«Qua sono tutti colombe», sbotta un consigliere regionale azzurro (si potrà ancora dire così?) diretto a palazzo Ferro Fini. Con significative eccezioni dichiarate – Remo Sernagiotto, Leonardo Padrin, Davide Bendinelli, Mauro Mainardi, forse anche Moreno Teso -, in effetti la pattuglia del Pdl nell’amministrazione regionale pende decisamente dalla parte del Nuovo Centrodestra di Angelino Alfano.
E se altrove – nella vicina Lombardia, per esempio – gli alfaniani hanno subito alzato la voce per chiedere un’adeguata rappresentanza nella giunta, invocando il più classico dei rimpasti, qui in Veneto la situazione di partenza si presenta esattamente opposta. Tranne il già citato Sernagiotto, infatti, tutti gli altri assessori in quota Pdl o stanno apertamente con Alfano (il vicegovernatore Zorzato, per esempio) oppure ci stanno riflettendo, ma sotto sotto simpatizzano per il vicepremier scissionista.
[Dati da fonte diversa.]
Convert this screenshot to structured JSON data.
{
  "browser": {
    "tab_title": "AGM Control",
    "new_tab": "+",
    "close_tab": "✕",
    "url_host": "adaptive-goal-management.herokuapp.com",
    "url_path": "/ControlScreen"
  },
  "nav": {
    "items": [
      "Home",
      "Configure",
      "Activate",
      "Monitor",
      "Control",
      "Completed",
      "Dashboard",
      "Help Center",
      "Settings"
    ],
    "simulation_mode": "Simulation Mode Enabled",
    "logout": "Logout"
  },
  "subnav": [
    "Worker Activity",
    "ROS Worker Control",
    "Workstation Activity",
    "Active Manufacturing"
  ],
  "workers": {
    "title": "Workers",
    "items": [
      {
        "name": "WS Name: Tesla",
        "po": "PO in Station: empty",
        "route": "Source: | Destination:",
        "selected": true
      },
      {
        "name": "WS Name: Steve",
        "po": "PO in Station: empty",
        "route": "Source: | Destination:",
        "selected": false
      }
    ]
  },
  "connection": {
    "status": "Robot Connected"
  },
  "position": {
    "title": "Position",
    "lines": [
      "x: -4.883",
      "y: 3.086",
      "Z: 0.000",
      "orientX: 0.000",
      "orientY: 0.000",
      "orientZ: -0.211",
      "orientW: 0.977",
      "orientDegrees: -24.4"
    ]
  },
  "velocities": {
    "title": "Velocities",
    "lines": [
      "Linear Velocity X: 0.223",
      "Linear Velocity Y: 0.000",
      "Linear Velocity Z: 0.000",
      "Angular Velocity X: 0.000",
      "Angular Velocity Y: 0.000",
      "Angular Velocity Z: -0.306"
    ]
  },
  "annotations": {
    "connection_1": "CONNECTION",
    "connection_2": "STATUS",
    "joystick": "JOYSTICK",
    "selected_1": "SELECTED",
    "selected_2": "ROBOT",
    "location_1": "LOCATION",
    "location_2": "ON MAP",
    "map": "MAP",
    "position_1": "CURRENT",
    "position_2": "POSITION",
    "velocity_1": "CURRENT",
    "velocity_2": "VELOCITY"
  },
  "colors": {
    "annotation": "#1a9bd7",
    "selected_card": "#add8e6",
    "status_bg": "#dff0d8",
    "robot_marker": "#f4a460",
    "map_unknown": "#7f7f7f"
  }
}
Quindi, potrebbe perfino accadere che la divisione venga assorbita senza trauma alcuno per la maggioranza Lega-Pdl che governa la Regione. Del resto, il capo Luca Zaia, osservatore esterno ma assai interessato dei guai nella casa degli alleati, ieri ha mandato un messaggio cristallino: nessun rimpasto, nessuna nuova maggioranza. La ri-nascita di Forza Italia (e quella del Nuovo Centrodestra) non causerà rivoluzioni a Palazzo Balbi. È netto il presidente della giunta: «Lo dico con chiarezza, siamo concentrati sul programma di governo, che è cosa seria, la più seria», ha detto parlando con i giornalisti a Paese, nel Trevigiano. «L’amministrazione viene prima di tutto, prima delle segreterie di partito e dei dibattiti. Se qualcuno pensa di mettere in discussione il programma e gli impegni che abbiamo preso coi veneti, o di cominciare a venire lì col bilancino per parlare di maggioranza alternativa e di rimpasti, sa benissimo che c’è solo una strada: si va a votare». Detto con altre parole: non azzardatevi a chiedere un cambio della squadra di governo o vi mando tutti a casa.
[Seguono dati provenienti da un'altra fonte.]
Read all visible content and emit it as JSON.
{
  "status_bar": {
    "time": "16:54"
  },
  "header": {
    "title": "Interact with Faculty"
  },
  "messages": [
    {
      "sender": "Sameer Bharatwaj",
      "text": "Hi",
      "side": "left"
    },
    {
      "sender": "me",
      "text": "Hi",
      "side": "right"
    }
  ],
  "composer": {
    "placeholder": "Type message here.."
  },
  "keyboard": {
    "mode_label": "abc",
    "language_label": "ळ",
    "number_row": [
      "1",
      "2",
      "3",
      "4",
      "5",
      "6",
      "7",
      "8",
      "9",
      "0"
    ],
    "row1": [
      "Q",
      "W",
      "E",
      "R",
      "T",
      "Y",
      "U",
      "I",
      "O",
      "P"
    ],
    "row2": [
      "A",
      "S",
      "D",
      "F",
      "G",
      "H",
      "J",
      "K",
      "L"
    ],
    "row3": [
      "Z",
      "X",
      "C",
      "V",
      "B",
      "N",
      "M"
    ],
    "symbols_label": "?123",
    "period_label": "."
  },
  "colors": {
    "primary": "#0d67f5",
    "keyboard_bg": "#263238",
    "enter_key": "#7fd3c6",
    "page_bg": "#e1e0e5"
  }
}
C’è da dire che nemmeno i diretti interessati si dichiarano belligeranti su questo fronte. Dice Leonardo Padrin, tra i più agguerriti nello schieramento pro Forza Italia a sostenere la necessità di una separazione tra i gruppi in consiglio: «Le preoccupazioni di Zaia mi sembrano fuori luogo, qui la situazione è molto diversa, direi opposta, rispetto ad altre regioni. Non vedo proprio problemi di tenuta o scossoni di assestamento per la maggioranza. Detto questo – aggiunge Padrin – resto dell’idea che sia indispensabile differenziare i gruppi di Forza Italia e del Nuovo Centrodestra: il tentativo del capogruppo Dario Bond di tenerci tutti uniti è lodevole, ma dev’essere evidente che perseguiamo obiettivi politici diversi dentro la stessa maggioranza. Questo non significa conflitto, significa fare chiarezza. Entro la settimana, venerdì al massimo, va presa una decisione».
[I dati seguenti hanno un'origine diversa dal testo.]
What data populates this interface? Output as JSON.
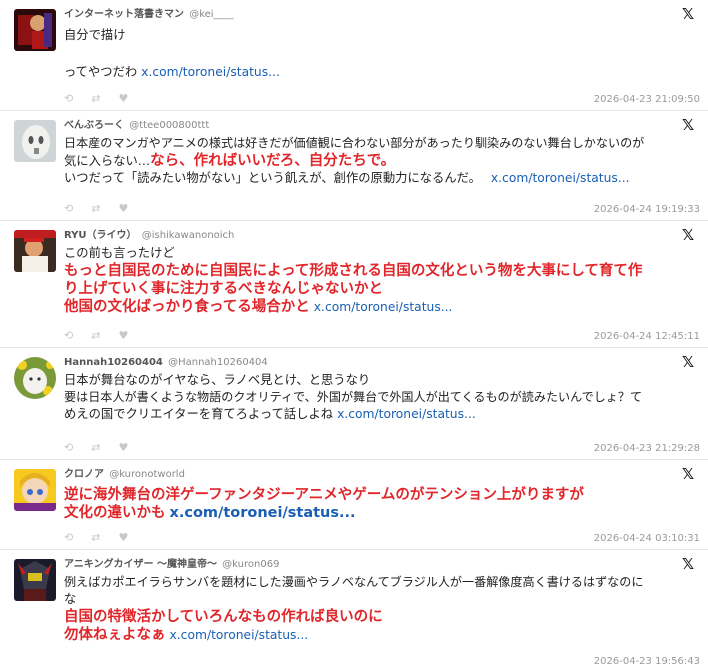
{
  "posts": [
    {
      "name": "インターネット落書きマン",
      "handle": "@kei____",
      "lines": [
        {
          "text": "自分で描け",
          "style": "normal"
        },
        {
          "text": "",
          "style": "spacer"
        },
        {
          "text": "ってやつだわ",
          "style": "normal",
          "link": "x.com/toronei/status..."
        }
      ],
      "timestamp": "2026-04-23 21:09:50",
      "avatar": "dark-red-figure"
    },
    {
      "name": "べんぶろーく",
      "handle": "@ttee000800ttt",
      "lines": [
        {
          "text": "日本産のマンガやアニメの様式は好きだが価値観に合わない部分があったり馴染みのない舞台しかないのが",
          "style": "normal"
        },
        {
          "text": "気に入らない…",
          "style": "normal",
          "red": "なら、作ればいいだろ、自分たちで。"
        },
        {
          "text": "いつだって「読みたい物がない」という飢えが、創作の原動力になるんだ。",
          "style": "normal",
          "link": "x.com/toronei/status..."
        }
      ],
      "timestamp": "2026-04-24 19:19:33",
      "avatar": "white-mask"
    },
    {
      "name": "RYU（ライウ）",
      "handle": "@ishikawanonoich",
      "lines": [
        {
          "text": "この前も言ったけど",
          "style": "normal"
        },
        {
          "text": "もっと自国民のために自国民によって形成される自国の文化という物を大事にして育て作",
          "style": "red"
        },
        {
          "text": "り上げていく事に注力するべきなんじゃないかと",
          "style": "red"
        },
        {
          "text": "他国の文化ばっかり食ってる場合かと",
          "style": "red",
          "link": "x.com/toronei/status..."
        }
      ],
      "timestamp": "2026-04-24 12:45:11",
      "avatar": "fighter"
    },
    {
      "name": "Hannah10260404",
      "handle": "@Hannah10260404",
      "lines": [
        {
          "text": "日本が舞台なのがイヤなら、ラノベ見とけ、と思うなり",
          "style": "normal"
        },
        {
          "text": "要は日本人が書くような物語のクオリティで、外国が舞台で外国人が出てくるものが読みたいんでしょ？て",
          "style": "normal"
        },
        {
          "text": "めえの国でクリエイターを育てろよって話しよね",
          "style": "normal",
          "link": "x.com/toronei/status..."
        }
      ],
      "timestamp": "2026-04-23 21:29:28",
      "avatar": "cat-flowers"
    },
    {
      "name": "クロノア",
      "handle": "@kuronotworld",
      "lines": [
        {
          "text": "逆に海外舞台の洋ゲーファンタジーアニメやゲームのがテンション上がりますが",
          "style": "red"
        },
        {
          "text": "文化の違いかも",
          "style": "red",
          "boldlink": "x.com/toronei/status..."
        }
      ],
      "timestamp": "2026-04-24 03:10:31",
      "avatar": "blonde-character"
    },
    {
      "name": "アニキングカイザー 〜魔神皇帝〜",
      "handle": "@kuron069",
      "lines": [
        {
          "text": "例えばカポエイラらサンバを題材にした漫画やラノベなんてブラジル人が一番解像度高く書けるはずなのに",
          "style": "normal"
        },
        {
          "text": "な",
          "style": "normal"
        },
        {
          "text": "自国の特徴活かしていろんなもの作れば良いのに",
          "style": "red"
        },
        {
          "text": "勿体ねぇよなぁ",
          "style": "red",
          "link": "x.com/toronei/status..."
        }
      ],
      "timestamp": "2026-04-23 19:56:43",
      "avatar": "robot"
    }
  ],
  "icons": {
    "platform": "x-logo-icon",
    "reply": "reply-icon",
    "repost": "repost-icon",
    "like": "heart-icon"
  },
  "colors": {
    "emphasis": "#e0262a",
    "link": "#1a5fb4",
    "timestamp": "#9a9a9a"
  }
}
Ieri le telefonate e gli incontri a tu per tu fra i 17 consiglieri regionali del Pdl si sono susseguiti a getto continuo. E il capogruppo Bond, per l’appunto, non ha affatto rinunciato all’idea di tenere tutti insieme sotto lo stesso ombrello del Pdl: «L’ho detto e lo ripeto – ribadisce -, la mia idea è: due marchi (Forza Italia e Nuovo Centrodestra) sulla stessa maglia. Non vedo ragioni per dividersi, come non vedo problemi per l’assetto della giunta e della maggioranza».
Ci sono questioni anche più prosaiche da affrontare, prima di arrivare a una scissione formale. Per esempio: conviene veramente ai neo-forzisti, che sarebbero in numero inferiore, spezzare in due il pacchetto di voti ora in capo al Pdl, con il rischio che qualche provvedimento finisca affossato in commissione per mancanza di adeguato sostegno? E ancora, cosa succederà nei già precari equilibri interni dopo che Silvio Berlusconi sarà stato messo all’angolo con il voto di decadenza da senatore (confermato per la prossima settimana)? Tante variabili da verificare prima di giocare la carta più pesante.